Fox may—repeat: may—also have a bit of a problem with “Idol,” which seemed to lose a little of its cultural dominance down the stretch, though that could change if the next cast is more charismatic.
Meanwhile, though Fox needs to strengthen its September-December lineup as it waits for “Idol’s” return, it seems to be saving its two highest-profile dramas for January—“The Sarah Connor Chronicles,” which continues “The “Terminator” story, and “Canterbury’s Law,” a legal drama from producers Denis Leary and Jim Serpico starring Julianna Margulies.
Best move: Pairing Kelsey Grammer with Patricia Heaton in a can’t-miss-sounding comedy called “Back to You,” and Fox dearly needs a legitimate comedy.
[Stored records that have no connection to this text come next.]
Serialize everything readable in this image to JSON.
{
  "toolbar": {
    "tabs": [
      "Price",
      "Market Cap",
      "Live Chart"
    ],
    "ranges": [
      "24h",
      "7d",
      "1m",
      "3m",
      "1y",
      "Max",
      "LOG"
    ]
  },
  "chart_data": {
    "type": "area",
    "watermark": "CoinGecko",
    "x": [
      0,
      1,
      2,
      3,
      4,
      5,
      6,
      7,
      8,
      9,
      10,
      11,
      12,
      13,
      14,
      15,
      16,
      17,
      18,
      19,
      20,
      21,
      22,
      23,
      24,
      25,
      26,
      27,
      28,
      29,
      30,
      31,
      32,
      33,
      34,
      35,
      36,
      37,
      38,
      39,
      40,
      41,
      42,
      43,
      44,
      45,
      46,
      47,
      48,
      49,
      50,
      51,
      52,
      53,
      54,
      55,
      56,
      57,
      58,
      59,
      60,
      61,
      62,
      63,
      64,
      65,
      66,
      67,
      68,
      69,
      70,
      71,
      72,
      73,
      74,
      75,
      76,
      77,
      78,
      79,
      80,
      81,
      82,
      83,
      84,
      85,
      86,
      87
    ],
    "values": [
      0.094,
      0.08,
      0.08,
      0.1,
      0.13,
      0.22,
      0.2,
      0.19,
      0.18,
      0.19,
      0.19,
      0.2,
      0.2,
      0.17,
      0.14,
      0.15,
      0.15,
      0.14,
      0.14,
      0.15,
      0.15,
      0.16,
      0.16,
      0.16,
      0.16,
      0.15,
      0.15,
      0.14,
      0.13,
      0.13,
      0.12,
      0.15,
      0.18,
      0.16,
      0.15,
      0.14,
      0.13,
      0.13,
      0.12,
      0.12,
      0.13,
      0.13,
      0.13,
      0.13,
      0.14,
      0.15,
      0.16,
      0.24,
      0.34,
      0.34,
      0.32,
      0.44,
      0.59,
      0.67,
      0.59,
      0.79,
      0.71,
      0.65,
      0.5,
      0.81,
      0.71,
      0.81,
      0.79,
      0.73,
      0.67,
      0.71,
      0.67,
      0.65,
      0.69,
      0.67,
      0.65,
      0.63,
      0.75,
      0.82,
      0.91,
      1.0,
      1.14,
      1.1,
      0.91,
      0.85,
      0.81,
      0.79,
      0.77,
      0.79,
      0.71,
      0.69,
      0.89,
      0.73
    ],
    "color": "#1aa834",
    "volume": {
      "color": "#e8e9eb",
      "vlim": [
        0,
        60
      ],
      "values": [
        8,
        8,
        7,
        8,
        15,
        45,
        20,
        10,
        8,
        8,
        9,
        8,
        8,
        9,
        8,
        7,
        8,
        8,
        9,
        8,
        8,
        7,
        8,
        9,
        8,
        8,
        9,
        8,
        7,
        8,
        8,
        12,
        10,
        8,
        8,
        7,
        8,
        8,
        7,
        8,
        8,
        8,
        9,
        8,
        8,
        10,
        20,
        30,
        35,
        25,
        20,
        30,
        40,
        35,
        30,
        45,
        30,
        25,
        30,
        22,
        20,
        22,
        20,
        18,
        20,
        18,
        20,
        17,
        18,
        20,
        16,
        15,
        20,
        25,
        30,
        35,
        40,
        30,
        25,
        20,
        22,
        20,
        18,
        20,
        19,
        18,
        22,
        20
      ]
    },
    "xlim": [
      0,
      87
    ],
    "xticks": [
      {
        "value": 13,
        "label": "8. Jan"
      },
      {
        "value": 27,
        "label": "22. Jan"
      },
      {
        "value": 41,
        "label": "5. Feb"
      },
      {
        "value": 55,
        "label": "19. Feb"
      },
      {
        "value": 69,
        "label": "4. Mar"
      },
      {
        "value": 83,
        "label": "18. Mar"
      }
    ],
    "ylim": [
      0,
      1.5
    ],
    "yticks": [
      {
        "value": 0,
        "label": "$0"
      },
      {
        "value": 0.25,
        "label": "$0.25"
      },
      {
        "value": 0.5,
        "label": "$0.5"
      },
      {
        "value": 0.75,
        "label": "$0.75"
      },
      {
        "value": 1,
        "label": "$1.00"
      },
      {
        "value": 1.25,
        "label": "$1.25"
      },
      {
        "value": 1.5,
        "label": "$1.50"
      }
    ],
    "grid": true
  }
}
Worst move: This one isn’t really a move, it’s a dilemma. The baseball playoffs in October and November often interrupt whatever flow some new Fox shows have built up, and Fox is locked in with Major League Baseball for a few more years. (However, this season it only has 14 nights of baseball, 12 fewer than last season.)
Biggest question: How long will “American Idol” stay a phenomenon and keeping saving Fox?
When the hybrid network formed last fall out of the ghosts of WB and UPN, it introduced one new drama and one new comedy. Way to make a splash.
Next fall, it’s going bigger and seems to be heading even more toward the old WB’s tone, which aimed for female teens and young women. The strength in that approach is it can lead to lucrative marketing for the network. The downside is that it can make CW feel more like a cable network than a broadcaster.
Best move: Opening up the lineup with six new shows.
Worst move: Keeps “Friday Night Smackdown” yet another season. It gets OK ratings for a Friday night, but it’s still the meanest, most misogynistic, most socially irresponsible show on the broadcast networks.
Biggest question: Can CW succeed staying small, or will one of its shows ever break out into a legitimate hit?
This is, basically, a charity mention. Last season, this “network,” which is more like a programming service owned by Fox Television, ran telenovelas and supplied them mostly to local stations that lost their network affiliations when UPN and WB merged.
The ratings were awful, well under 1 million nationally, which would be weak for an under-performing cable network.
For the coming fall, MyNetworkTV is offering reality series, a mixed-martial-arts league and two nights of movies. If there’s anything worth noting at some point, we’ll let you know.